I'm sort of slowly backing my way out. But I'm not going to just abruptly leave. I mean, are people feeling that we've kind of done OK time-wise, or are there some more crucial points waiting at this point? Yeah, I'm hitting the wall myself. yeah I mean I don't I I'd I hope to catch as many of you guys as possible in there second module this but
I don't at the moment have much inflation about the 70 gonna be a hiatus and so I'm not sure I mean I'm really grateful to everyone whose been involved in this thing and I hope to see you all for the second part of it. I wish I could provide more information than I can. But have a good summer in the interim anyway, guys. And yeah, there is still, if anyone wants to throw something into the ring at this last minute, that definitely can be done. I would throw something in, actually.
This project I've been working on, the Transliminal Earth Alliance Meta-Narrative, or TEAM, I think it's... I've been working on it for a while, and when I read about this class description, I was blown away because I felt like I've been working on the same thing except in practice. So we've been researching basically what we've been discussing, but we haven't had this kind of language for it at all because we've been doing it in the imminent social relations of building a post-occupied decentralization movement. And yeah, so if anyone's interested in that or if we want to bring that into the discussion as an example at some point. Well, and is anything that you've got like that
you can use the classroom thing to promulgate information to everyone here. I think everyone's still going to be able to get into that. So I definitely encourage you to do that. That would be great. Yeah. Yeah, we've found mostly convergence there. We were all shocked at the level of convergence we found. It's really strange. Yes, I mean, I think this is a huge and interesting question, and a lot of the political heat is about this, of course. Like, you know, I think there's lots of scepticism about some of this seasteading stuff, which is not silly.

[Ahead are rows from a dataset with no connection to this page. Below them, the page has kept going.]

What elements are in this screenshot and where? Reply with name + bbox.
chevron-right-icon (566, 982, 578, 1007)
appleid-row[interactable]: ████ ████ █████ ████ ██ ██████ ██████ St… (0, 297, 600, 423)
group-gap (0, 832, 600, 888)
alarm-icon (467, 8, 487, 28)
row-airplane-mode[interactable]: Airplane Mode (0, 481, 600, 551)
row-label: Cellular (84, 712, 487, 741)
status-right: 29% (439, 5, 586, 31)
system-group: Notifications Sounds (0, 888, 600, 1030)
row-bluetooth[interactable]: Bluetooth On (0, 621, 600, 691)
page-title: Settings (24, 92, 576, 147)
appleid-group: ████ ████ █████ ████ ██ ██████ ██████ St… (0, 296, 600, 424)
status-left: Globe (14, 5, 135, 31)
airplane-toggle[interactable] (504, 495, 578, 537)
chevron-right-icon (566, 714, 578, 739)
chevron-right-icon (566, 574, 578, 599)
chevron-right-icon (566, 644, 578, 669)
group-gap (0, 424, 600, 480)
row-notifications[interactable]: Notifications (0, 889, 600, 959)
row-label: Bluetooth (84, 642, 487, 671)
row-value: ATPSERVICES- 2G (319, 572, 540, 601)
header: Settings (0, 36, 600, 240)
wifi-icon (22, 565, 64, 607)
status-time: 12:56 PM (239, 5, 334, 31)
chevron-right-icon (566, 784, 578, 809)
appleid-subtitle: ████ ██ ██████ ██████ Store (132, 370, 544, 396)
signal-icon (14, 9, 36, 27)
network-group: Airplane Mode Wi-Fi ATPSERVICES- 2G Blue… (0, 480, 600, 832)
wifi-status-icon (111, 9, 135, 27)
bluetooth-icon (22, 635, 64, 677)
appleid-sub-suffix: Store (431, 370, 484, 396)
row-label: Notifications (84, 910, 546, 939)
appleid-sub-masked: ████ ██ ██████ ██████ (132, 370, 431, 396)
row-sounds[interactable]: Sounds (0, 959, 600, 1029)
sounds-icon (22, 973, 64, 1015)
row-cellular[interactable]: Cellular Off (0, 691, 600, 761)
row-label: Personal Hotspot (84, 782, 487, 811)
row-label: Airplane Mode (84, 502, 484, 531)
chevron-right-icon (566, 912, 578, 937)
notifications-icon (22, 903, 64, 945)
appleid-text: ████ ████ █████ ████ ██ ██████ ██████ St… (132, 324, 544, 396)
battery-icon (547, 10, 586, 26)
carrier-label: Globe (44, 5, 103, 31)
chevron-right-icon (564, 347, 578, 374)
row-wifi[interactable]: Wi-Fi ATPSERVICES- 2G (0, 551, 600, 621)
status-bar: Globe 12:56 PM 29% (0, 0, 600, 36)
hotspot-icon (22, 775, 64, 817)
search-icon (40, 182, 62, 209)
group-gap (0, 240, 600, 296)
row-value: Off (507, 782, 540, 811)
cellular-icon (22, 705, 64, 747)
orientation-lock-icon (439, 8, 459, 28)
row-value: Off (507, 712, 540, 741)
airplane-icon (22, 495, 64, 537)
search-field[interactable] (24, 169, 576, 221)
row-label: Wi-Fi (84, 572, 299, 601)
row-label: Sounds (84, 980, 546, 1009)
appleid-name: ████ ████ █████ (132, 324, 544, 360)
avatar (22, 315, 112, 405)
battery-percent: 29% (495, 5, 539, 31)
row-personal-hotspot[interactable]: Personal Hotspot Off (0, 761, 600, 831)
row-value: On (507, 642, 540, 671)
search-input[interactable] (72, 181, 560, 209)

I mean, it's interesting criticism, which is to say, you know, it's promoted as if it is this great wave of divergence, but actually the real agenda is towards convergence. You know, and I think I'm repeating what people have already said, that there's some kind of implicit notion that some minichistic, hard libertarian microstate is actually going to kick everyone's ass and totally sweep the board. But the conditions for that to happen require that people are first of all sold on this kind of massive luxury and explosion of all these other kind of social models. I mean I think that criticism is not to be lightly dismissed, I mean I think it's an
interesting point to make. So that's obviously one of the ways this convergence-divergence question goes. Yeah, I'm about to now depart. So for everyone who's still with me, thanks. And have a good... I don't know. I'm normally like this. It's normally late at night, but now I'm in the middle of the day. So wherever you are in space-time, whatever it is. Well, I might go to sleep now, even though it's the middle of the day here. Good night. Yeah, okay. Bye. Thanks.